The spacecraft, aptly named New Horizons, has traveled 3.3 billion miles over nine and a half years toward the most distant planetary body ever explored, on a mission to take photos that will be sent to Canberra’s Deep Space Communication Complex (CDSCC), a tracking station located in an Australian valley.
"It's very exciting because we have never ever visited Pluto, either by robots or man missions because it is so far away," CDSCC Director Ed Kruzins told Reuters.
New Horizons, the fastest spacecraft ever launched, will get within 7,800 miles of Pluto Tuesday evening, and will be at its closest for about 24 hours. Mr. Kruzins said Pluto is the planetary body we know least about, and discoveries could shed all-important light on the origins of the solar system.
"There's a feeling among scientists that Pluto probably will tell us what the early solar system looked like and it's now locked in deep freeze and maybe it will tell us what we once were, a long time ago," he said.
Though New Horizons has yet to reach peak closeness, it has already delivered information Alan Stern, a planetary scientist at the Southwest Research Institute in Boulder, Colo. and the mission's principal investigator, called "a gift for the ages.” The Christian Science Monitor’s Pete Spotts wrote:
Even seemingly mundane measurements, such as a new, more-accurate determination of Pluto's size – now pegged at 1,473 miles across, at the high end of estimates that have ranged from 1,429 miles to around 1,491 miles – carry import.
The new size, combined with long-established, precise measurements of Pluto's mass, yields a dwarf planet a bit less dense than previously estimated. That means its interior contains more ice, versus rock, than previously estimated. This change has implications – yet to be worked out – for the process that formed the binary-planet system as well as for the chemistry of the disk of dust, gas, and ice that encircled the sun and provided the building blocks for the planets [and] their moons, Stern explained.
The spacecraft’s most important discoveries will not be made overnight, though.

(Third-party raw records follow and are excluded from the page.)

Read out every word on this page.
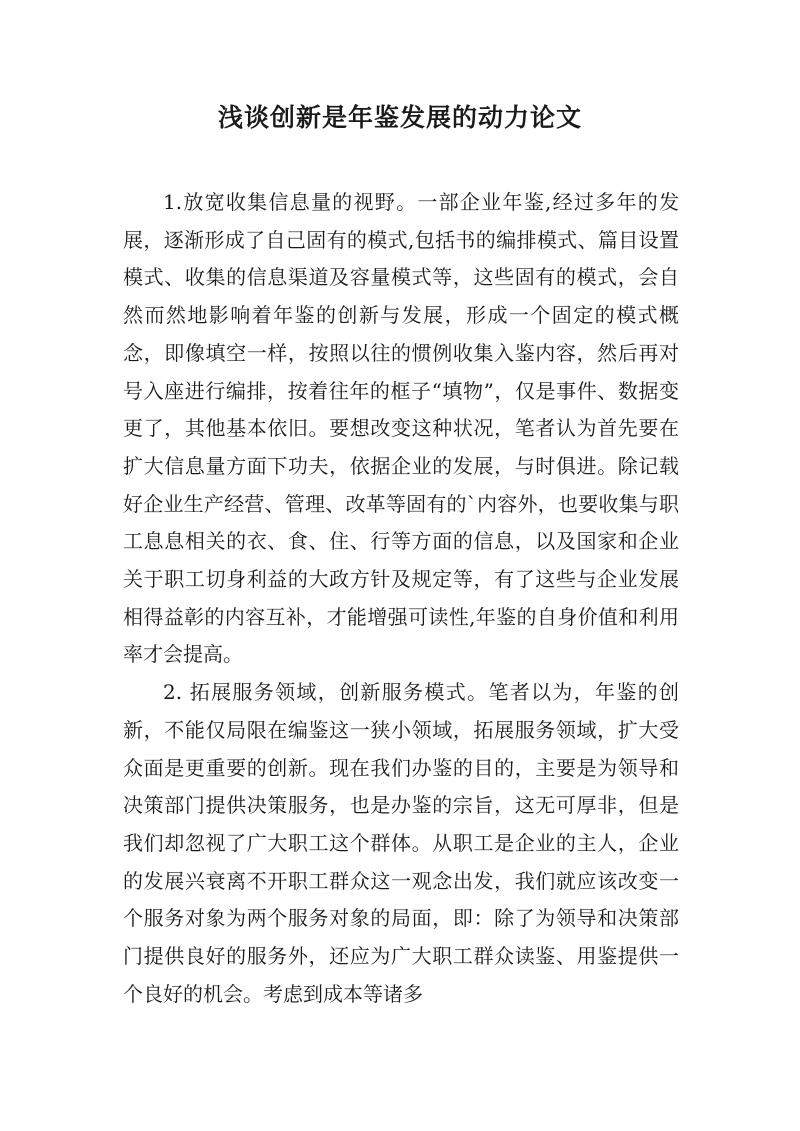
浅谈创新是年鉴发展的动力论文

1.放宽收集信息量的视野。一部企业年鉴,经过多年的发展，逐渐形成了自己固有的模式,包括书的编排模式、篇目设置模式、收集的信息渠道及容量模式等，这些固有的模式，会自然而然地影响着年鉴的创新与发展，形成一个固定的模式概念，即像填空一样，按照以往的惯例收集入鉴内容，然后再对号入座进行编排，按着往年的框子“填物”，仅是事件、数据变更了，其他基本依旧。要想改变这种状况，笔者认为首先要在扩大信息量方面下功夫，依据企业的发展，与时俱进。除记载好企业生产经营、管理、改革等固有的`内容外，也要收集与职工息息相关的衣、食、住、行等方面的信息，以及国家和企业关于职工切身利益的大政方针及规定等，有了这些与企业发展相得益彰的内容互补，才能增强可读性,年鉴的自身价值和利用率才会提高。

2. 拓展服务领域，创新服务模式。笔者以为，年鉴的创新，不能仅局限在编鉴这一狭小领域，拓展服务领域，扩大受众面是更重要的创新。现在我们办鉴的目的，主要是为领导和决策部门提供决策服务，也是办鉴的宗旨，这无可厚非，但是我们却忽视了广大职工这个群体。从职工是企业的主人，企业的发展兴衰离不开职工群众这一观念出发，我们就应该改变一个服务对象为两个服务对象的局面，即：除了为领导和决策部门提供良好的服务外，还应为广大职工群众读鉴、用鉴提供一个良好的机会。考虑到成本等诸多
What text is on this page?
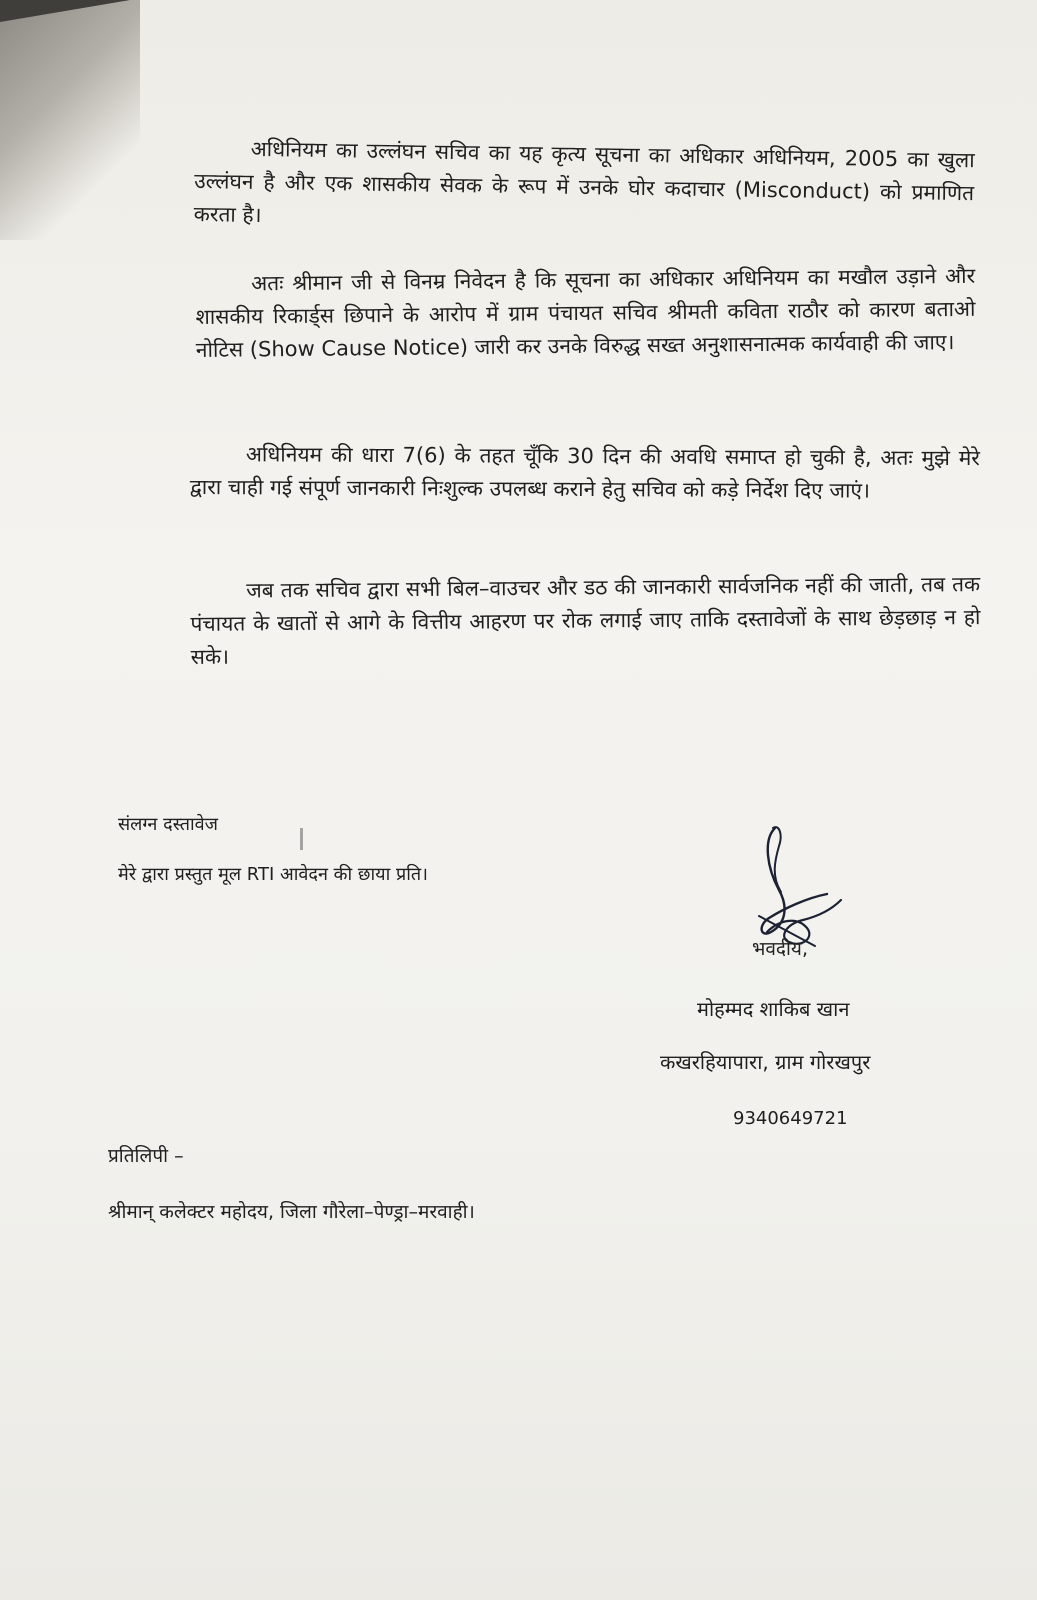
अधिनियम का उल्लंघन सचिव का यह कृत्य सूचना का अधिकार अधिनियम, 2005 का खुला उल्लंघन है और एक शासकीय सेवक के रूप में उनके घोर कदाचार (Misconduct) को प्रमाणित करता है।

अतः श्रीमान जी से विनम्र निवेदन है कि सूचना का अधिकार अधिनियम का मखौल उड़ाने और शासकीय रिकार्ड्स छिपाने के आरोप में ग्राम पंचायत सचिव श्रीमती कविता राठौर को कारण बताओ नोटिस (Show Cause Notice) जारी कर उनके विरुद्ध सख्त अनुशासनात्मक कार्यवाही की जाए।

अधिनियम की धारा 7(6) के तहत चूँकि 30 दिन की अवधि समाप्त हो चुकी है, अतः मुझे मेरे द्वारा चाही गई संपूर्ण जानकारी निःशुल्क उपलब्ध कराने हेतु सचिव को कड़े निर्देश दिए जाएं।

जब तक सचिव द्वारा सभी बिल–वाउचर और डठ की जानकारी सार्वजनिक नहीं की जाती, तब तक पंचायत के खातों से आगे के वित्तीय आहरण पर रोक लगाई जाए ताकि दस्तावेजों के साथ छेड़छाड़ न हो सके।

संलग्न दस्तावेज
मेरे द्वारा प्रस्तुत मूल RTI आवेदन की छाया प्रति।
भवदीय,
मोहम्मद शाकिब खान
कखरहियापारा, ग्राम गोरखपुर
9340649721
प्रतिलिपी –
श्रीमान् कलेक्टर महोदय, जिला गौरेला–पेण्ड्रा–मरवाही।
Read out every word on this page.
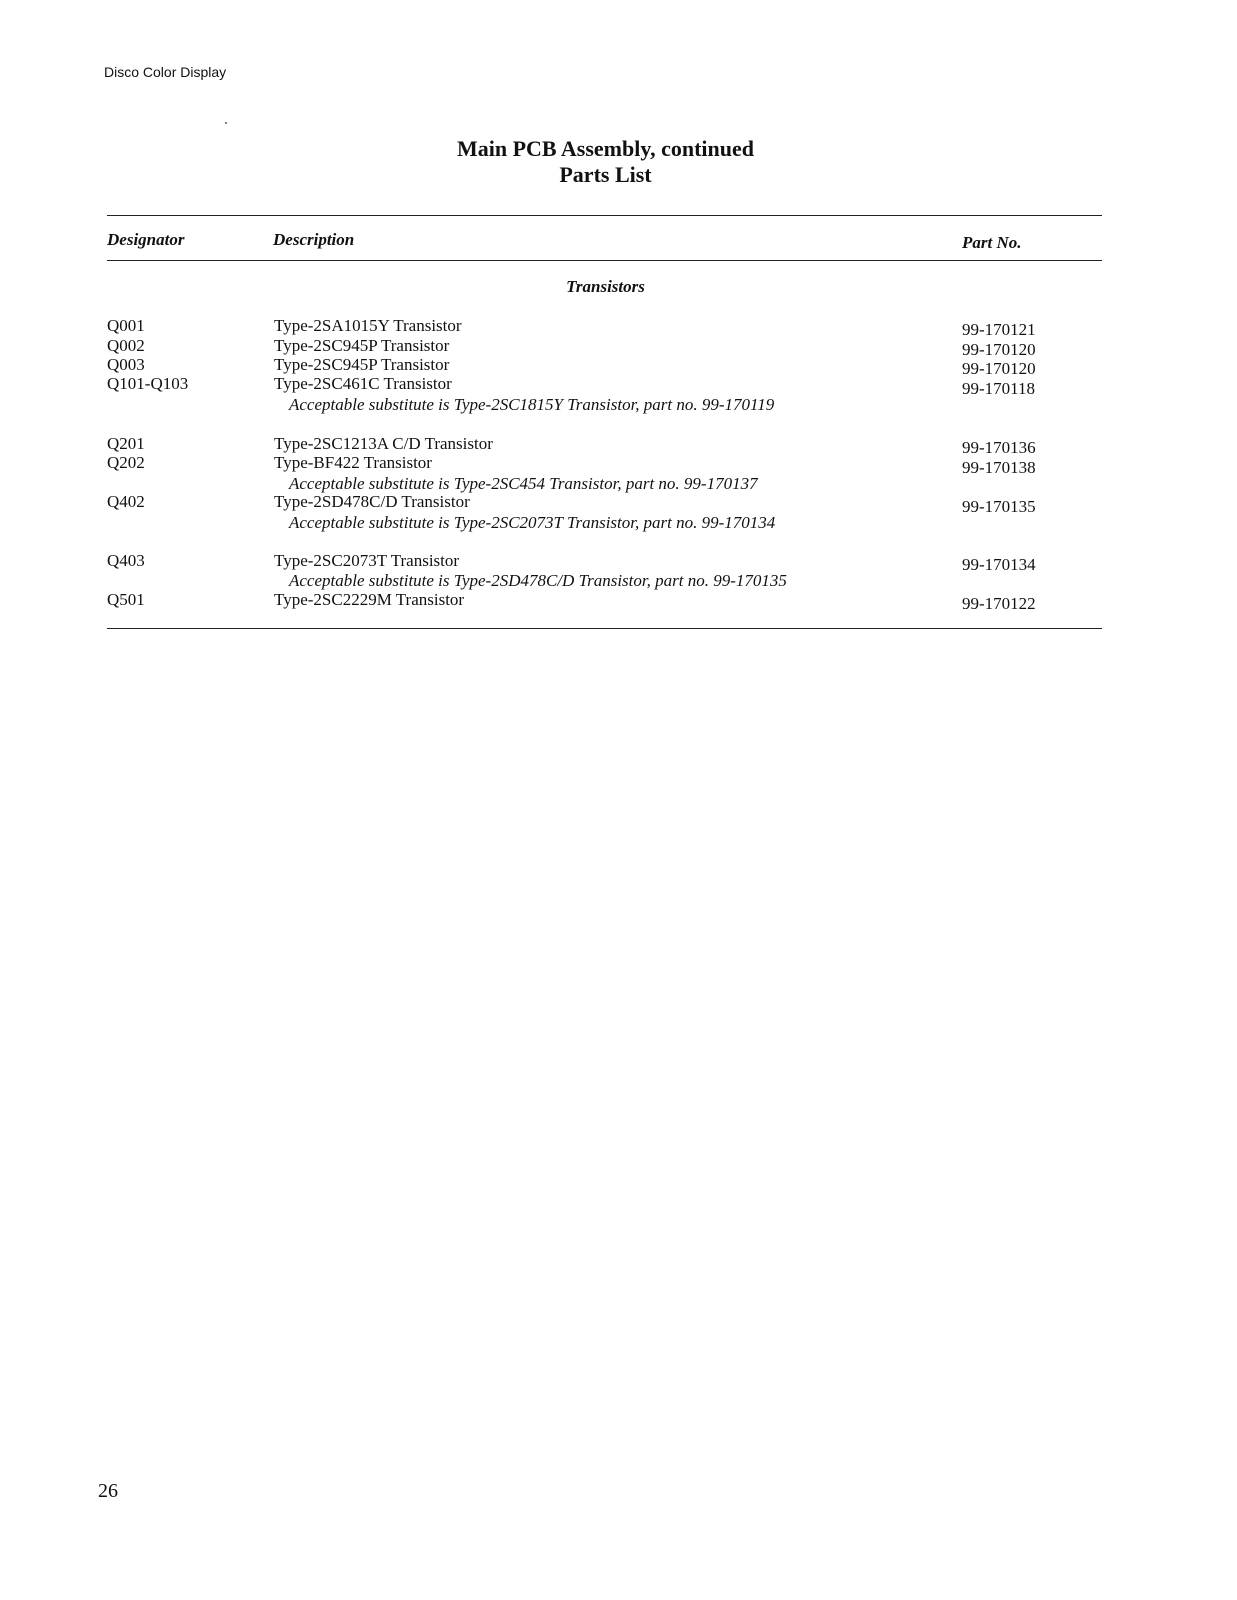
Disco Color Display
Main PCB Assembly, continued
Parts List
Designator	Description	Part No.
Transistors
Q001	Type-2SA1015Y Transistor	99-170121
Q002	Type-2SC945P Transistor	99-170120
Q003	Type-2SC945P Transistor	99-170120
Q101-Q103	Type-2SC461C Transistor	99-170118
Acceptable substitute is Type-2SC1815Y Transistor, part no. 99-170119
Q201	Type-2SC1213A C/D Transistor	99-170136
Q202	Type-BF422 Transistor	99-170138
Acceptable substitute is Type-2SC454 Transistor, part no. 99-170137
Q402	Type-2SD478C/D Transistor	99-170135
Acceptable substitute is Type-2SC2073T Transistor, part no. 99-170134
Q403	Type-2SC2073T Transistor	99-170134
Acceptable substitute is Type-2SD478C/D Transistor, part no. 99-170135
Q501	Type-2SC2229M Transistor	99-170122
26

CDSCC will receive a message from New Horizons Wednesday morning if Tuesday’s mission is successful. Data will then start being processed at a rate of four and a half hours per piece of data. Complete transmission will take fifteen months.
The mission may also be compromised if the spacecraft comes into contact with any floating debris. Because New Horizons will be traveling so fast – 36,039 miles per hour – the smallest piece of debris could be extremely damaging.
"Even a grain of sand would cause significant damage to the vehicle," Kruzins said. “It would be like being hit by a brick at 70 kilometers per hour.”
This report contains material from Reuters.